Bed tents are not only cool and fun, but they may be the ultimate key to getting your toddler to sleep!
This, of course, quickly turns into a parenting issue. The more "authoritative" parent may succeed getting their child to stay in bed after only a few tear-filled nights and "laying-down-the-law" words as well as actions. Loving concern (or "tough love" as they like to call it) may very well win if it is purely a behavioral issue. The toddler will adjust and finally fall asleep on his own, without battles, in his new bed.
For the more "permissive" parent, OR the parent of a child with Sensory Processing Disorders, the tear-filled battles may be too difficult, and inconsistency or "giving in" may result... just so everyone can get a little rest!
Either the parent ends up in the child's room until they fall asleep, or the child ends up in the parents bed. Believe me, I know this experience well. My daughter absolutely could not soothe herself to sleep without my help, no matter what we tried!
There should be no judgment here... there are also endless in-between scenarios that could play out as well. My point is, transitions are not always easy! And, depending on how difficult the new sense of freedom and the lack of a safe, non-stimulating, "enclosed" space is for the child, will determine how challenging the situation becomes for both parent and child.
But, this is certainly not an article focused on parenting or behavior problems. It is, rather, an article focused on ONE possible solution!

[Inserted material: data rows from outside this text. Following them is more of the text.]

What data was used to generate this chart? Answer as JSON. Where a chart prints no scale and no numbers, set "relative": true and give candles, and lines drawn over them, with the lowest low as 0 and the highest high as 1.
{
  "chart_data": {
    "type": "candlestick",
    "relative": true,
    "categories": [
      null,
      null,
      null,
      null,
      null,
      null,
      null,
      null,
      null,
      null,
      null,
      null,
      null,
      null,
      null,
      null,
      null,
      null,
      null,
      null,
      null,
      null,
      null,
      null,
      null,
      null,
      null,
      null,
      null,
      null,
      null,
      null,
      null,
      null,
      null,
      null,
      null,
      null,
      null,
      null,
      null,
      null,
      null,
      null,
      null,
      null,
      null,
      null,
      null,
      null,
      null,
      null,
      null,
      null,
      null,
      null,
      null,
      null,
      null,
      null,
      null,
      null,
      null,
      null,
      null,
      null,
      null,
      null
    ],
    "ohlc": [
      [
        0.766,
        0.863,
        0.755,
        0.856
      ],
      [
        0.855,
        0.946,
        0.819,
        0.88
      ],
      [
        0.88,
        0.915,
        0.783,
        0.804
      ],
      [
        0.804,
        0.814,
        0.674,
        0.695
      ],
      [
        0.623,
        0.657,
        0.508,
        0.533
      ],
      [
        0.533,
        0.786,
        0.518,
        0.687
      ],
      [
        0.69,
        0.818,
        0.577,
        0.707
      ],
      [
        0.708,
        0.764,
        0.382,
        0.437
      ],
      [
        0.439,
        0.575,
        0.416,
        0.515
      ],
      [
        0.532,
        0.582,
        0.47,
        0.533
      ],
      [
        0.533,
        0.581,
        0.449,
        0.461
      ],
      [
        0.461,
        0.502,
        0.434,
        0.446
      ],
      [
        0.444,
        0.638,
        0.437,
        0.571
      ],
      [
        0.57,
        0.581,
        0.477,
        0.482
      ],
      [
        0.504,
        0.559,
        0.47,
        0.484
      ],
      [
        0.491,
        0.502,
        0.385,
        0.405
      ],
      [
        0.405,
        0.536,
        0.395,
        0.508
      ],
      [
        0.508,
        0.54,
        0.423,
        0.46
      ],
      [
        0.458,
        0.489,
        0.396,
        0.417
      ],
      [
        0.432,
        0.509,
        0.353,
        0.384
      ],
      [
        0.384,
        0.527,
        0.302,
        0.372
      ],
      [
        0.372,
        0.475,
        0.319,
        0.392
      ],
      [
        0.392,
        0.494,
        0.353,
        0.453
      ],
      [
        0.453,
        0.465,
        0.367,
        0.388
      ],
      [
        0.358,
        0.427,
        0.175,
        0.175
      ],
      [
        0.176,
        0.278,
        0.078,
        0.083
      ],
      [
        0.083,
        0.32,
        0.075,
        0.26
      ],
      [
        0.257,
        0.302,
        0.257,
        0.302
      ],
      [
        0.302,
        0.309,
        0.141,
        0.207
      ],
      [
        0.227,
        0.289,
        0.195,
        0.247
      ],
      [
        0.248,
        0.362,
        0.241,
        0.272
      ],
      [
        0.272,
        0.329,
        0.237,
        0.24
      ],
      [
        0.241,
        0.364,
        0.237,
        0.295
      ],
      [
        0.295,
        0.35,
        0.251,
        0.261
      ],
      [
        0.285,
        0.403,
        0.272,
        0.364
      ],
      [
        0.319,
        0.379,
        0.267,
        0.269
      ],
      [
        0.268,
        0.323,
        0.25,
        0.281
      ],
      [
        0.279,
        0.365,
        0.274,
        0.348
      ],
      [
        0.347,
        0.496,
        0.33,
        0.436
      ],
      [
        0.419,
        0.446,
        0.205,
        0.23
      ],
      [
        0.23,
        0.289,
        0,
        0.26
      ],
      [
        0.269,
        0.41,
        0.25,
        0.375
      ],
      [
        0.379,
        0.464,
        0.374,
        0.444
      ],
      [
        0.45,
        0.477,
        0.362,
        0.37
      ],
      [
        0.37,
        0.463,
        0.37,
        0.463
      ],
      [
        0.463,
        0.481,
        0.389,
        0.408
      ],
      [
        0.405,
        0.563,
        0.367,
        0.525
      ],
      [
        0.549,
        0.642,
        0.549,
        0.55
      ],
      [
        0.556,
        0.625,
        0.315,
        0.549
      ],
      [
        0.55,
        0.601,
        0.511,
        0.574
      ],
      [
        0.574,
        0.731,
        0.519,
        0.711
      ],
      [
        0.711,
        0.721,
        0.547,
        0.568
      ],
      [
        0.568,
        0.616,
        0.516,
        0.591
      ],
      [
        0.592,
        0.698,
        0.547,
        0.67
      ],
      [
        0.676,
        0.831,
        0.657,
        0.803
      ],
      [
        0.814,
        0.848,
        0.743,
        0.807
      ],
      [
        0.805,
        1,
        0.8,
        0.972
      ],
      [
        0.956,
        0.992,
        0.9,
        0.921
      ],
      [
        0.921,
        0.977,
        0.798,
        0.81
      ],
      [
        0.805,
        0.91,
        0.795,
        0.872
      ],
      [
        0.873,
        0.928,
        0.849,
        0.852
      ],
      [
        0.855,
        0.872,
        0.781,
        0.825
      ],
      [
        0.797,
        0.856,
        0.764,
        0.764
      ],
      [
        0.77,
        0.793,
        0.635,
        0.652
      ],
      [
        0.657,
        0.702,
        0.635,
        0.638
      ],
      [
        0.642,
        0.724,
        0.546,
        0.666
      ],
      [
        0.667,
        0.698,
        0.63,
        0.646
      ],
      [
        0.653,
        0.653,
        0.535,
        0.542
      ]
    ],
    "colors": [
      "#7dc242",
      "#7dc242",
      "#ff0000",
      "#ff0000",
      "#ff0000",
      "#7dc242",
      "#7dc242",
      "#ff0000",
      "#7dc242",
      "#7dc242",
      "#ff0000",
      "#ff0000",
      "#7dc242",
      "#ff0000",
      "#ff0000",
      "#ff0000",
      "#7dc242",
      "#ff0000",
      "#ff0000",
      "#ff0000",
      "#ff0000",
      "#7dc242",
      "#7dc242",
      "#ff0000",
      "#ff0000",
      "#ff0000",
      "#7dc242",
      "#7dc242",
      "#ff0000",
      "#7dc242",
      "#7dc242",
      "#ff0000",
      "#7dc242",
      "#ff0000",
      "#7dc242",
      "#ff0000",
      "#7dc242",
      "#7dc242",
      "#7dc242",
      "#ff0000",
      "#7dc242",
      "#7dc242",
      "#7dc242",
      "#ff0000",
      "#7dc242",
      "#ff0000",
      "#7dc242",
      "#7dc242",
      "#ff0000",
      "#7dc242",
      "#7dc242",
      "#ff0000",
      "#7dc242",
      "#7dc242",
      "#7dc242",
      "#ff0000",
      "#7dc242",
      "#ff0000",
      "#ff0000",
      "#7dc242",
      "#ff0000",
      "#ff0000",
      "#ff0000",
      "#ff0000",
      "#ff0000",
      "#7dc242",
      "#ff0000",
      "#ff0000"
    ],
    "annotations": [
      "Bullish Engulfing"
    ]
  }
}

It is easy to see how ANY child would enjoy having a bed tent for their own private sleeping sanctuary...drifting off to sleep in a peaceful, imaginary world. But, my focus is on how a bed tent can be an ideal solution for bedtime battles with children who have Sensory Processing / Sensory Integration issues.Specifically, bed tents have a positive affect on children who:
have difficulty modulating their arousal level
become easily over stimulated (especially visually)
have major difficulties with transitions
Here's what I would suggest, if I may. Pick out your
child's favorite color,
theme, character, or design. Make a BIG deal out of setting it up and how
lucky he/she is to be able to "camp" in his/her own room!
Give him a flashlight if he needs it for a "night light" or for nighttime
bathroom trips. Let him sleep in a sleeping bag or under a weighted blanket.
Fill the bed tent with his favorite stuffed animals, or
stuff the animals
into his sleeping bag for a nice tight "squeeze" (i.e., for calming, deep
pressure input). Use a nature sound machine to provide whatever
sound is most soothing. Or, use a white noise machine to calm, soothe and
drown out other household sounds.
Fill his head with self-confidence, let him know you understand it is harder
for him, praise him (and/or reward him) for sleeping by himself because he
is a "big boy" now, talk to him about the fantasies he can dream up in his
new tent, and give him complete ownership of his new space!
I hope these bed tents will help end, or prevent, some of those nighttime
battles for you! Pleasant dreams to you all.